Premier Christy in Surrey to talk up the Liberal candidates at the office of Gurminder Singh Parihar (Surrey-Newton).
Photo by Vinnie Combow

THE largest infrastructure project in BC history might be built in the Northeast, but the economic benefits are already reaching across the province, says the BC Liberal Party.

Premier Christy Clark visited Foundex, one of the 275 businesses across the province benefiting from the Site C Clean Energy Project, in Surrey on Wednesday.

“Surrey may be a long way from Fort St. John, but they’re connected,” said Clark. “North and south, rural and urban – in B.C., we all need each other. Our province can only be successful if we succeed together.”

The largest clean energy infrastructure project under construction in North America, Site C will create thousands of jobs, contribute $3.2 billion to our economy, and generate 100 years of clean, affordable, and reliable power, Clark claimed. During construction, it means opportunity and jobs for businesses across the province, from Salmon Arm to Surrey and everywhere in between.

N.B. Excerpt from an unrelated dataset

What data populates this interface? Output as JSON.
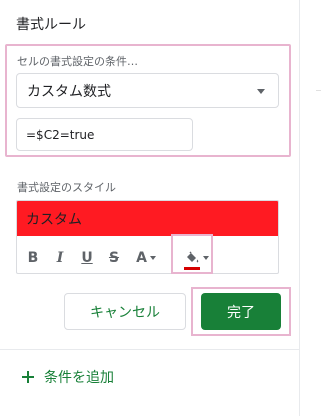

An employee-owned company with 59 employees and 40 years of history, Surrey-based Foundex has operations as far afield as Fort McMurray and Anchorage. At Site C, Foundex is providing specialized drilling equipment for geotechnical work.

Clark said that in the next 20 years, B.C.’s population is expected to grow by 1 million, and our need for power to grow by 40 per cent. Site C is the only way to reliably meet that need with green power.

She said only the BC Liberals have a plan to control spending, cut middle class taxes by $900 a year, and create jobs to secure a strong B.C. and bright future for our children and grandchildren. And only they will move forward and get Site C built.

She said the BC NDP and BC Greens would halt Site C, derailing the plans of hundreds of businesses large and small looking to grow, hire, and succeed with work from Site C. Their agenda would kill jobs, raise hydro rates, slam the brakes on economic growth – and leave B.C. families and businesses literally in the dark.